A pesar de todo, aun en franco declive, Judy Garland la siguió
peleando, hizo de tripas corazón, sacó energías
del dolor y tuvo su famosa noche del Carnegie Hall, en junio de 1961.
Al año siguiente estuvo conmovedora en A Child is Waiting, dirigida
por John Casavettes. Y en 1963 hizo en Inglaterra su último film,
I Could Go on Singing, junto a Dirk Bogarde, que por suerte la adoraba.
Al cabo de incontables tentativas a lo largo de los años, Judy
Garland lo logró en 1969, en un hotel de Londres: murió
de sobredosis, sentada sobre el inodoro, totalmente vestida, el rostro
ensangrentado. Tenía cientos de años, apunta
Kenneth Anger en Hollywood Babilonia. Era la más anciana
de todas las estrellas si nos atenemos a sus tormentas y al precio que
debió pagar por ellas.
La
otra Judy
Ahora ella tiene la edad de Judy Garland cuando murió. Sin embargo,
si se la compara con las últimas fotos de la actriz y cantante,
Judy Davis parece veinte años más joven. Sin duda, la
australiana apreciada por directores como los hermanos Coen, David
Cronenberg, Woody Allen, Clint Eastwood y algunos otros que se le animaron
a su arrasadora personalidad era la mejor elección para
encarnar a Garland en la adultez. Aunque Davis parece una dama en sus
cabales, hay algo en la extraña fiereza de su mirada, en los
gestos de su gran boca (de colágeno natural) que la hace parecer
casi siempre al borde de algún brote de efectos impredecibles.

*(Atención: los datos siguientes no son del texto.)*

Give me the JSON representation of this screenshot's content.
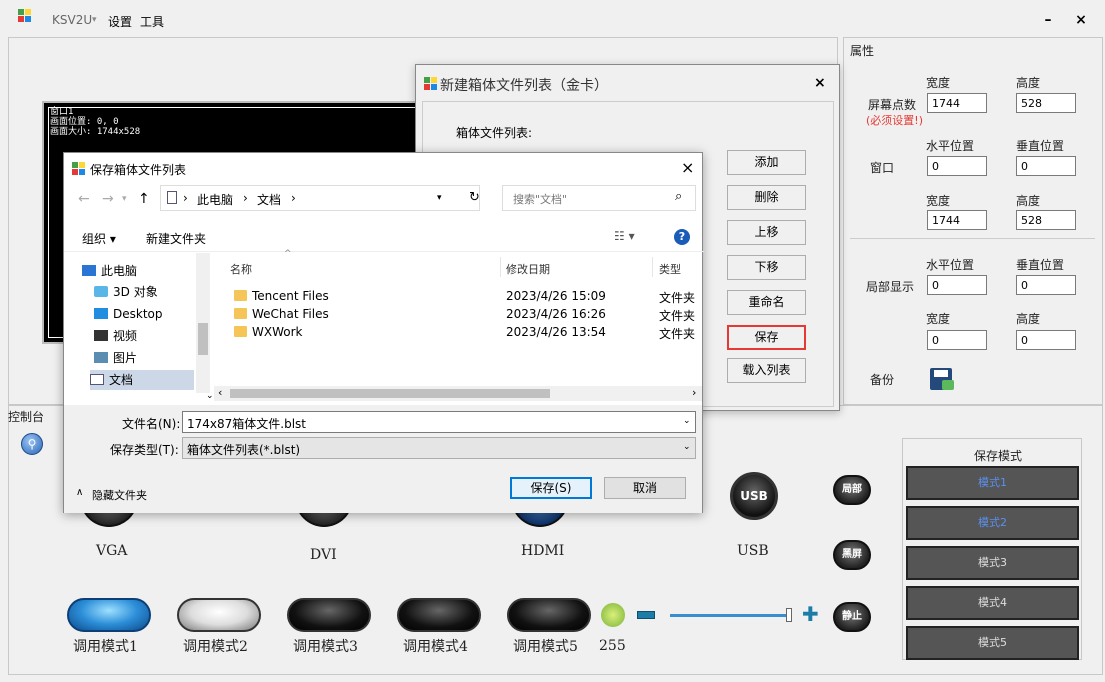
{
  "app": {
    "title": "KSV2U",
    "menu": [
      "设置",
      "工具"
    ],
    "minimize": "–",
    "close": "×"
  },
  "preview": {
    "line1": "窗口1",
    "line2": "画面位置: 0, 0",
    "line3": "画面大小: 1744x528"
  },
  "properties": {
    "header": "属性",
    "screen_pixels_label": "屏幕点数",
    "required_note": "(必须设置!)",
    "width_label": "宽度",
    "height_label": "高度",
    "screen_width": "1744",
    "screen_height": "528",
    "window_label": "窗口",
    "h_pos_label": "水平位置",
    "v_pos_label": "垂直位置",
    "window_x": "0",
    "window_y": "0",
    "window_width": "1744",
    "window_height": "528",
    "local_label": "局部显示",
    "local_x": "0",
    "local_y": "0",
    "local_width": "0",
    "local_height": "0",
    "backup_label": "备份",
    "save_mode_title": "保存模式"
  },
  "console": {
    "label": "控制台",
    "inputs": [
      "VGA",
      "DVI",
      "HDMI",
      "USB"
    ],
    "usb_badge": "USB",
    "round_buttons": [
      "局部",
      "黑屏",
      "静止"
    ],
    "call_modes": [
      "调用模式1",
      "调用模式2",
      "调用模式3",
      "调用模式4",
      "调用模式5"
    ],
    "brightness_value": "255",
    "save_modes": [
      "模式1",
      "模式2",
      "模式3",
      "模式4",
      "模式5"
    ],
    "colors": {
      "active_mode": "#5a8ff0",
      "highlight": "#e53935"
    }
  },
  "cabinet_dialog": {
    "title": "新建箱体文件列表（金卡）",
    "list_label": "箱体文件列表:",
    "close": "×",
    "buttons": [
      "添加",
      "删除",
      "上移",
      "下移",
      "重命名",
      "保存",
      "载入列表"
    ]
  },
  "save_dialog": {
    "title": "保存箱体文件列表",
    "close": "×",
    "breadcrumb": [
      "此电脑",
      "文档"
    ],
    "search_placeholder": "搜索\"文档\"",
    "organize": "组织 ▾",
    "new_folder": "新建文件夹",
    "columns": {
      "name": "名称",
      "date": "修改日期",
      "type": "类型"
    },
    "nav": [
      "此电脑",
      "3D 对象",
      "Desktop",
      "视频",
      "图片",
      "文档"
    ],
    "files": [
      {
        "name": "Tencent Files",
        "date": "2023/4/26 15:09",
        "type": "文件夹"
      },
      {
        "name": "WeChat Files",
        "date": "2023/4/26 16:26",
        "type": "文件夹"
      },
      {
        "name": "WXWork",
        "date": "2023/4/26 13:54",
        "type": "文件夹"
      }
    ],
    "filename_label": "文件名(N):",
    "filename": "174x87箱体文件.blst",
    "filetype_label": "保存类型(T):",
    "filetype": "箱体文件列表(*.blst)",
    "hide_folders": "隐藏文件夹",
    "save": "保存(S)",
    "cancel": "取消"
  }
}
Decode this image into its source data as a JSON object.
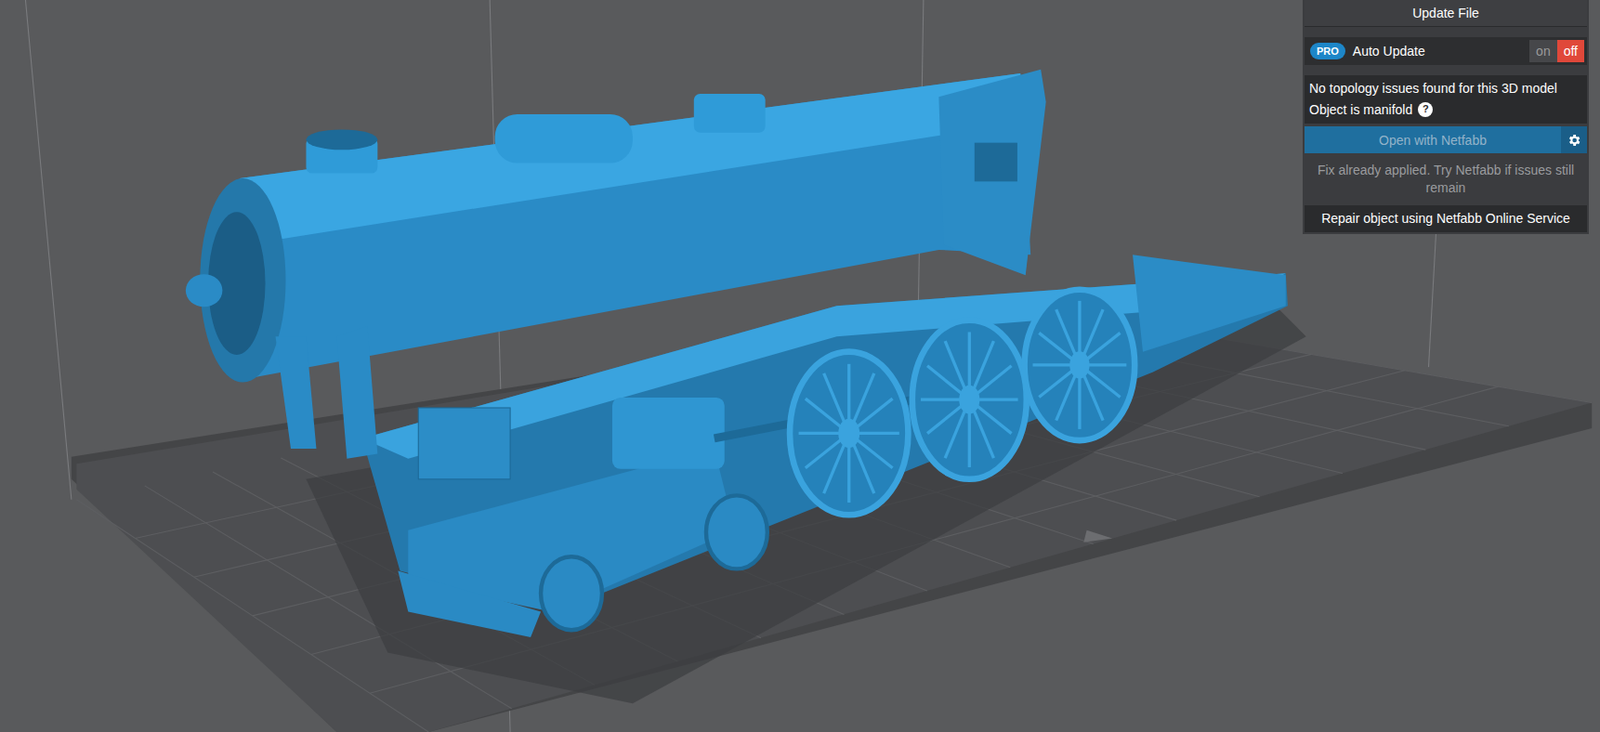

La chica que iba al conservatorio con Mel Gibson y se tentaba de risa
con él en la escena del balcón de Romeo y Julieta se hizo
notar en Mi brillante carrera (1980). Siguió con algunas películas
por debajo de sus méritos hasta Pasaje a la India (1984). Hizo
bastante teatro, se enamoró de Bergman y, aunque había
perdido la fe (católica) a los 14, rezó para que el sueco
la dirigiese en algún film parecido a El silencio. Todavía
no perdió las esperanzas.
En los Estados Unidos, y en los 90, actuó en Festín
desnudo, Barton Fink, Maridos y esposas... Es la más grande
actriz de su generación, declaró el editor de Première,
Peter Biskind, en 1994. Es la santa patrona de las emociones modernas,
asegura el escritor y director Michael Tolkin.
La reina de las neuróticas en el cine rinde una interpretación
descacharrante en La vida de Judy Garland. Lejos de la imitación
servil, Judy Davis hace una inteligente y sutil representación
de un personaje al que evidentemente ha estudiado y elaborado a conciencia
pura. Su labor supera al guión, a la realización: su presencia
magnética, vulnerable, atormentada, oscura y radiante logra lo
que parecía imposible: estar realmente a la altura de la leyenda.